Düşük hızlarda, yüksek motor gücünün gerekli olmadığı ve araç dönerken (örneğin, viraj alırken veya park ederken), sistem ön aks tahrikini devre dışı bırakır ve motor gücü sadece arka aksa aktarılır. Amaç, yakıt tüketimini azaltmak ve istenmeyen kuvvetlerin sürüş üzerindeki etkisini sınırlamaktır.

Benzer sistem davranışı, örneğin yüksek hızlarda görülebilir. otoyolda sorunsuz sürerken. Bu hızlarda, her iki aksa da sürekli sürüş gerekli değildir, çünkü bu, bileşenlerin aşınmasını ve yakıt tüketimini artıracaktır. 130 km / s üzerindeki hızlarda, kontrol elektroniği orta çok plakalı debriyajı açmak için bir komut verir ve motor gücü sadece arka tekerleklere iletilir.

Düşük tutuşlu yüzeylerde (buz, kar, çamur), sistem en iyi tutuş için çekişi önceden kilitler. Ama ya bir tekerlek iyi bir çekişe sahipse ve diğer üçü kaygan yüzeylerdeyse? Yalnızca DPC sistemine sahip model, motor gücünün %100'ünü bir tekerleğe aktarabilir. Arka aksta bulunan bir diferansiyel ve bir DPC (Dinamik Performans Kontrolü) sistemi kullanılarak tork, sağ ve sol arka tekerlekler arasında aktif olarak yeniden dağıtılır. Örneğin BMW X6 bu şekilde donatılmıştır. Diğer araçlarda motor gücünün %100'ü örneğin buzda üç tekerlek ve asfaltta bir tekerlek varsa en iyi tutuşa sahip tekerleğin bulunduğu aksa aktarılır. Bu durumda sistem hem sağ hem de sol tekerlekler için 50:50 oranını bölerken, daha az yol tutuşu olan bir yüzeydeki tekerlek DSC tarafından çok fazla aşırı savrulma olmaması için frenlenir. Bu durumda sistem, motor gücünü tek tek tekerlekler arasında değil, yalnızca akslar arasında dağıtır.
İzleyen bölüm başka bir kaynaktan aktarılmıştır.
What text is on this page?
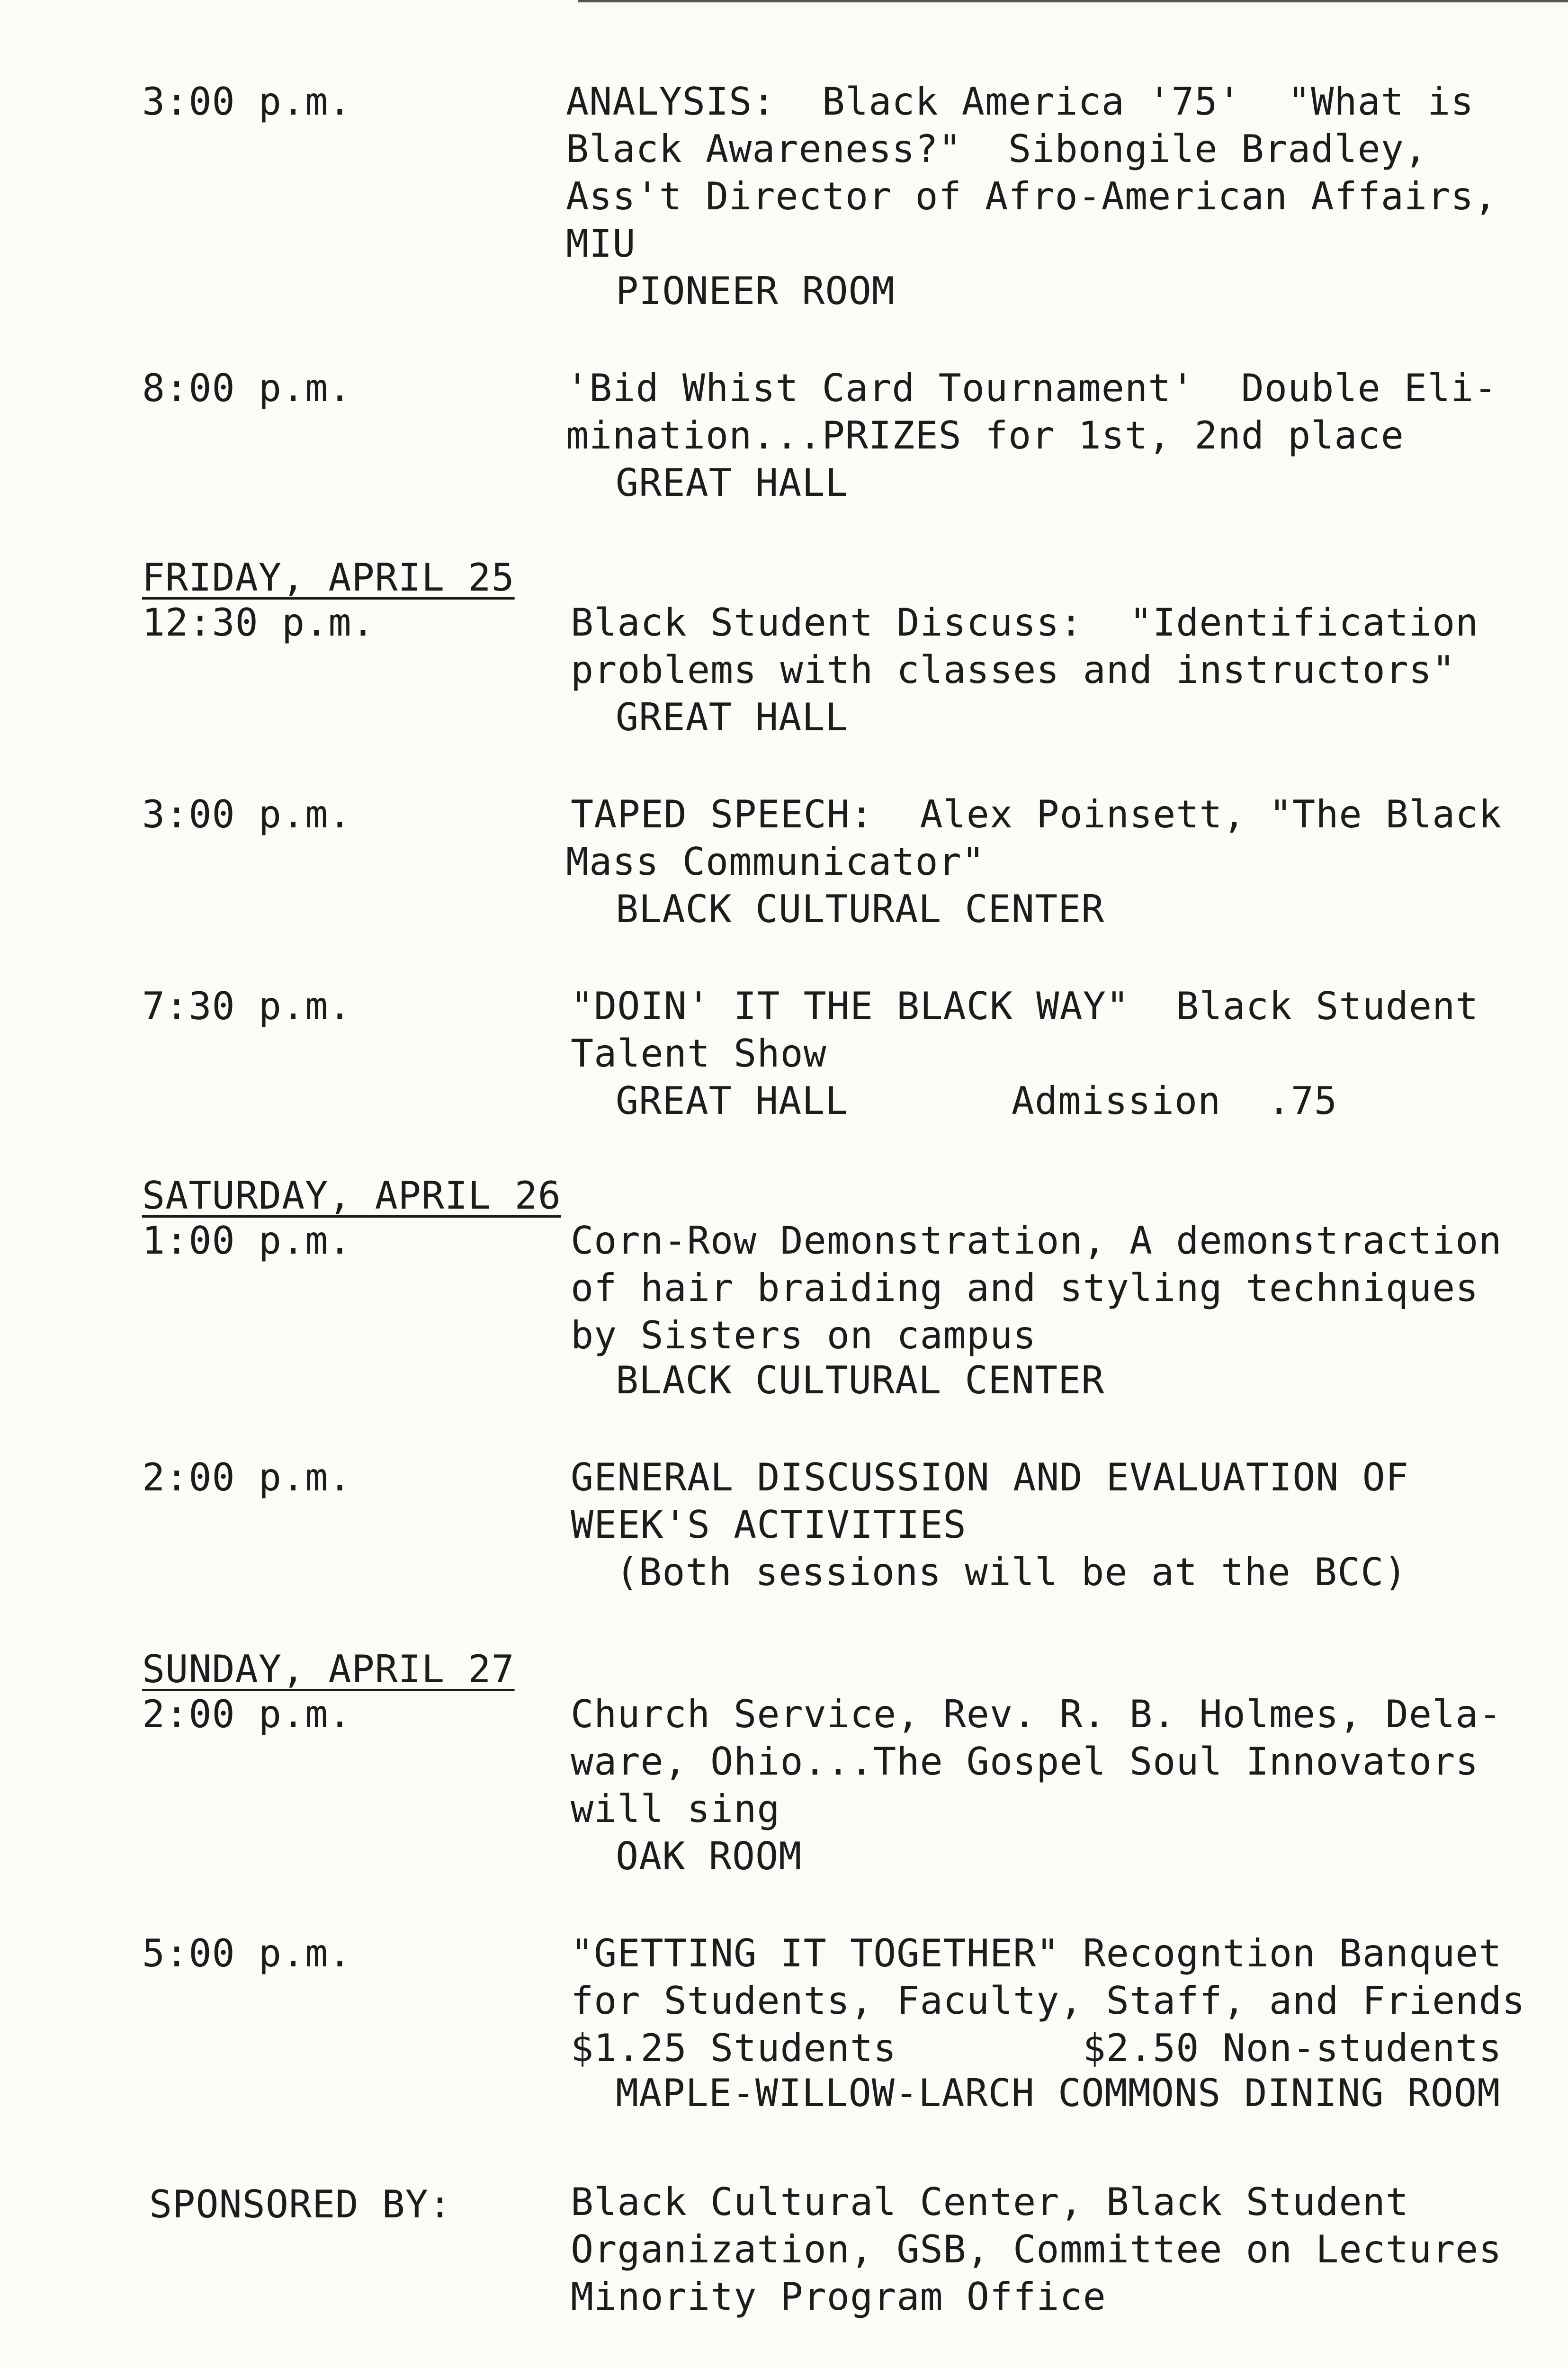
3:00 p.m.	ANALYSIS:  Black America '75'  "What is
Black Awareness?"  Sibongile Bradley,
Ass't Director of Afro-American Affairs,
MIU
PIONEER ROOM
8:00 p.m.	'Bid Whist Card Tournament'  Double Eli-
mination...PRIZES for 1st, 2nd place
GREAT HALL
FRIDAY, APRIL 25
12:30 p.m.	Black Student Discuss:  "Identification
problems with classes and instructors"
GREAT HALL
3:00 p.m.	TAPED SPEECH:  Alex Poinsett, "The Black
Mass Communicator"
BLACK CULTURAL CENTER
7:30 p.m.	"DOIN' IT THE BLACK WAY"  Black Student
Talent Show
GREAT HALL       Admission  .75
SATURDAY, APRIL 26
1:00 p.m.	Corn-Row Demonstration, A demonstraction
of hair braiding and styling techniques
by Sisters on campus
BLACK CULTURAL CENTER
2:00 p.m.	GENERAL DISCUSSION AND EVALUATION OF
WEEK'S ACTIVITIES
(Both sessions will be at the BCC)
SUNDAY, APRIL 27
2:00 p.m.	Church Service, Rev. R. B. Holmes, Dela-
ware, Ohio...The Gospel Soul Innovators
will sing
OAK ROOM
5:00 p.m.	"GETTING IT TOGETHER" Recogntion Banquet
for Students, Faculty, Staff, and Friends
$1.25 Students        $2.50 Non-students
MAPLE-WILLOW-LARCH COMMONS DINING ROOM
SPONSORED BY:	Black Cultural Center, Black Student
Organization, GSB, Committee on Lectures
Minority Program Office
xDrive sistemi ayrıca minimum bakım gereksinimlerinden de yararlanır. Üretici, özellikle toprak yollarda sıklıkla kullanılan veya römork çekmek için kullanılan araçlar için yağın yaklaşık 100 - 000 km sonra değiştirilmesini önerir. xDrive sistemi, aracın ağırlığına yaklaşık 150 ila 000 kg ekler ve motor versiyonuna ve tipine bağlı olarak yakıt tüketimi, yalnızca arkadan çekişli modellere kıyasla 75 ila 80 litre yakıt arasındadır.